Many of the performance tuning techniques discussed here (e.g., minimizing the number of state changes and disabling features that are not required) are a good idea no matter what system you are targeting. Other tuning techniques are specific to particular system. OpenGL implementations vary widely, so inexpensive commands on one platform may be expensive on another. For example, before you sort your database based on state changes, you need to determine which state changes are the most expensive for each system on which you are interested in running.
In addition, you may want to modify the behavior of your program depending on which modes are fast. This is especially important for programs that must run faster than a particular frame rate. Features may need to be disabled in order to maintain interactivity. For example, if a particular texture mapping environment is slow on one of your target systems, you may need to disable texture mapping or change the texture environment whenever your program is running on that platform.
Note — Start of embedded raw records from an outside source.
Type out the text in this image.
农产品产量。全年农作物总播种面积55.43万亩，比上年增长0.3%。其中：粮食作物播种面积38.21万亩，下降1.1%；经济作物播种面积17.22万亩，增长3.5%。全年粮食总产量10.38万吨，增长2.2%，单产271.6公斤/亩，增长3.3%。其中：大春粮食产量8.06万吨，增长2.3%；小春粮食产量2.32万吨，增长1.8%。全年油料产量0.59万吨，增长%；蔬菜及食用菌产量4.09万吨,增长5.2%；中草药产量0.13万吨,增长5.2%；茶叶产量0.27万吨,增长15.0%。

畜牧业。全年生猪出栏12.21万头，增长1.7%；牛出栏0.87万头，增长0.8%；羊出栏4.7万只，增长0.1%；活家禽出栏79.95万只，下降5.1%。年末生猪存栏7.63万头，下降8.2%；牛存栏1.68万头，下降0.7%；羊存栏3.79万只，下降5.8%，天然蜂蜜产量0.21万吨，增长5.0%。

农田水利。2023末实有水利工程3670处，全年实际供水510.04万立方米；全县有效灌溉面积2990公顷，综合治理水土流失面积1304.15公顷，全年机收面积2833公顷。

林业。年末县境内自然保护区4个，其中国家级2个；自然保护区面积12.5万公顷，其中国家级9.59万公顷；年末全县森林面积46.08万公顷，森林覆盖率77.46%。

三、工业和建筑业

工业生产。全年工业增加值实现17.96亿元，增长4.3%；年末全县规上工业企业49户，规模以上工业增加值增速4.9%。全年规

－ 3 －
Before you can tune your program for each of the target platforms, you need to characterize those platforms' performance. This is not always straightforward. Often a particular device is able to accelerate certain features, but not all at the same time. Thus it is important to test the performance for combinations of features that you will be using. For example, a graphics adapter may accelerate texture mapping but only for certain texture parameters and texture environment settings. Even if all texture modes are accelerated, experimentation will be required to see how many textures you can use at once without causing the adapter to page textures in and out of the local memory.
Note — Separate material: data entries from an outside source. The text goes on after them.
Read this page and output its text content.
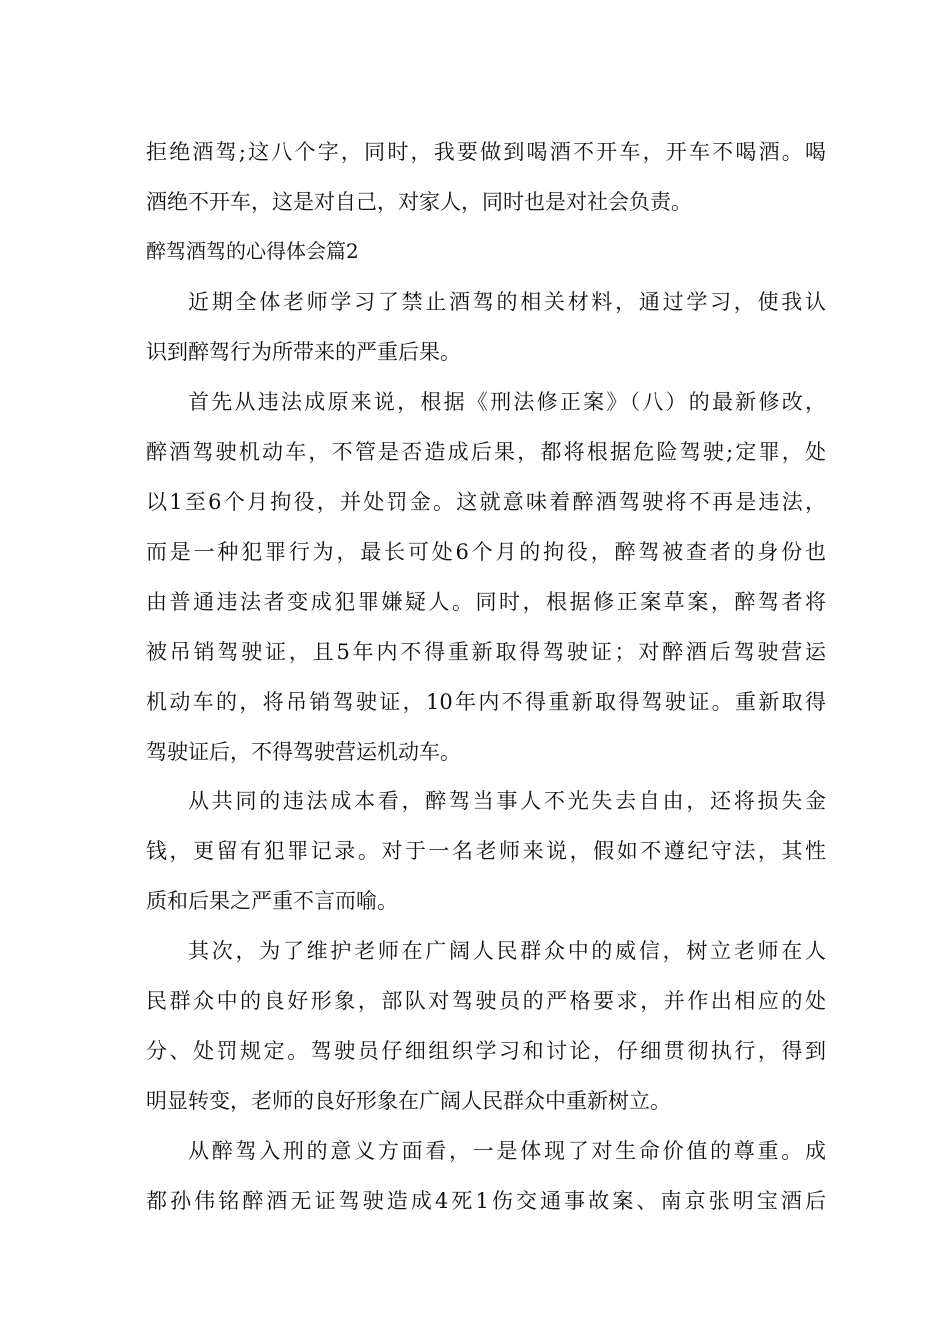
拒绝酒驾;这八个字，同时，我要做到喝酒不开车，开车不喝酒。喝
酒绝不开车，这是对自己，对家人，同时也是对社会负责。
醉驾酒驾的心得体会篇2
近期全体老师学习了禁止酒驾的相关材料，通过学习，使我认
识到醉驾行为所带来的严重后果。
首先从违法成原来说，根据《刑法修正案》（八）的最新修改，
醉酒驾驶机动车，不管是否造成后果，都将根据危险驾驶;定罪，处
以1至6个月拘役，并处罚金。这就意味着醉酒驾驶将不再是违法，
而是一种犯罪行为，最长可处6个月的拘役，醉驾被查者的身份也
由普通违法者变成犯罪嫌疑人。同时，根据修正案草案，醉驾者将
被吊销驾驶证，且5年内不得重新取得驾驶证；对醉酒后驾驶营运
机动车的，将吊销驾驶证，10年内不得重新取得驾驶证。重新取得
驾驶证后，不得驾驶营运机动车。
从共同的违法成本看，醉驾当事人不光失去自由，还将损失金
钱，更留有犯罪记录。对于一名老师来说，假如不遵纪守法，其性
质和后果之严重不言而喻。
其次，为了维护老师在广阔人民群众中的威信，树立老师在人
民群众中的良好形象，部队对驾驶员的严格要求，并作出相应的处
分、处罚规定。驾驶员仔细组织学习和讨论，仔细贯彻执行，得到
明显转变，老师的良好形象在广阔人民群众中重新树立。
从醉驾入刑的意义方面看，一是体现了对生命价值的尊重。成
都孙伟铭醉酒无证驾驶造成4死1伤交通事故案、南京张明宝酒后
An even more complicated situation arises if the graphics adapter has a shared pool of memory that is allocated to several tasks. For example, the adapter may not have a framebuffer deep enough to contain a depth buffer and a stencil buffer. In this case, the adapter would be able to accelerate both depth buffering and stenciling but not at the same time. Or perhaps, depth buffering and stenciling can both be accelerated but only for certain stencil buffer depths.
Typically, per-platform testing is done at initialization time. You should do some trial runs through your data with different combinations of state settings and calculate the time it takes to render in each case. You may want to save the results in a file so your program does not have to do this each time it starts up. You can find an example of how to measure the performance of particular OpenGL operations and save the results using the isfast program on the web site.